Volvió a cruzar el vestíbulo principal, respondiendo a los «Buenos días» de los botones, del florista del hotel, y de uno de los ayudantes de la gerencia sentado, dándose importancia, en su escritorio situado en el centro. Luego, pasando de largo por los ascensores, corrió, ágil, escaleras arriba, hasta el entresuelo principal.

Al ver al ayudante de la gerencia, recordó a su inmediato superior, Peter McDermott. Desde la noche anterior Christine había pensado con frecuencia en Peter. Se preguntaba si el rato que habían pasado juntos habría producido el mismo efecto en él. Muchas veces se sorprendió deseando que así fuera; luego se controlaba contra cualquier complicación emocional que pudiera ser prematura. Durante los años en que había aprendido a vivir sola, hubo algunos hombres en la vida de Christine, pero no había tomado en serio a ninguno de ellos. A veces, pensaba, parecía que el instinto la preservaba de renovar el tipo de vinculación íntima que cinco años antes le había sido arrebatada de manera tan cruel. Sin embargo, se preguntaba dónde estaría Peter en ese momento, y qué estaría haciendo. Bien, decidió con criterio práctico, tarde o temprano en el curso del día, sus caminos se cruzarían.
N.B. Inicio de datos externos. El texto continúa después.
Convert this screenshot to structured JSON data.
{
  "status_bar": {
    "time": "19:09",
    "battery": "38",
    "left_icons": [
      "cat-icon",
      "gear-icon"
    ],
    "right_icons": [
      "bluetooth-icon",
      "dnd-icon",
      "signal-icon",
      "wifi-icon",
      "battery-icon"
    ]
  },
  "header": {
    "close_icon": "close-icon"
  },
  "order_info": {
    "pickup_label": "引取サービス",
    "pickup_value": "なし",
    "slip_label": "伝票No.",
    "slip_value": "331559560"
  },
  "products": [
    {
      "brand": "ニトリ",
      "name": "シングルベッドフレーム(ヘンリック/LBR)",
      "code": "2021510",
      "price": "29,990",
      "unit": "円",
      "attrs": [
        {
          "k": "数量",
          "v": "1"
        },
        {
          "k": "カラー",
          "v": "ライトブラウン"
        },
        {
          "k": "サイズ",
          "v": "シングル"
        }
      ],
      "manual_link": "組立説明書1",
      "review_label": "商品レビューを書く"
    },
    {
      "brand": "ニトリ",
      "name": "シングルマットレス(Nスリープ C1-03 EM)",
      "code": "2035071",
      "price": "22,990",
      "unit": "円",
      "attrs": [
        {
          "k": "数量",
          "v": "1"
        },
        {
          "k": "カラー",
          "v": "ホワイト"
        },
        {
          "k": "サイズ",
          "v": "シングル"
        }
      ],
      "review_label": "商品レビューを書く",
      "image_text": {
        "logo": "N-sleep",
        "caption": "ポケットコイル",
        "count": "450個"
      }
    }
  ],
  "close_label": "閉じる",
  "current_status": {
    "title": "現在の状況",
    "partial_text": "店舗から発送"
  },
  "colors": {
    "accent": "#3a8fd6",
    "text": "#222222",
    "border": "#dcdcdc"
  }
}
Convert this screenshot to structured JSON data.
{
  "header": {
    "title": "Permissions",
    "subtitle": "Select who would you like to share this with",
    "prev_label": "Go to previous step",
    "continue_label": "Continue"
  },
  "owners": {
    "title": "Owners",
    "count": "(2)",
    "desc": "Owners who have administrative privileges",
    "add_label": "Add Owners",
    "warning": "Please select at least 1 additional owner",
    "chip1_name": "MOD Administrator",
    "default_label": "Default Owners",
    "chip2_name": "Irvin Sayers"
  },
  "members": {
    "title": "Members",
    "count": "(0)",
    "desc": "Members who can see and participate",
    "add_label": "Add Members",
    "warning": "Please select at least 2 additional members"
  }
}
De nuevo en su oficina, en la suite de los ejecutivos, Christine se asomó a la de Warren Trent, pero el propietario del hotel todavía no había bajado de su apartamento en el decimoquinto piso. El correo de la mañana estaba apilado en su propio escritorio y muchos mensajes telefónicos requerían atención inmediata. Decidió primero completar la gestión que la había llevado abajo. Levantando el teléfono pidió que la comunicaran con la habitación 1410.

Respondió una voz de mujer: sin duda, era la enfermera particular. Christine se identificó, y preguntó cortésmente por el estado del paciente.

—Míster Wells ha pasado bien la noche —le informó la voz—, y su estado general ha mejorado.

Preguntándose por qué algunas enfermeras pensaban que debían responder como boletines oficiales, Christine replicó:

—¿En ese caso podré ir a verlo?

—Temo que por ahora no —tuvo la impresión de que una mano guardiana se había levantado con firmeza—. El doctor Aarons vendrá a ver al paciente esta mañana, y quiero tenerlo todo en orden.

Parece referirse a una visita oficial, pensó Christine. La idea de que el pomposo doctor Aarons era esperado por una enfermera igualmente pomposa, la divertía.

En voz alta, dijo:

—Entonces, haga el favor de decir a míster Wells que he llamado y que lo veré esta tarde.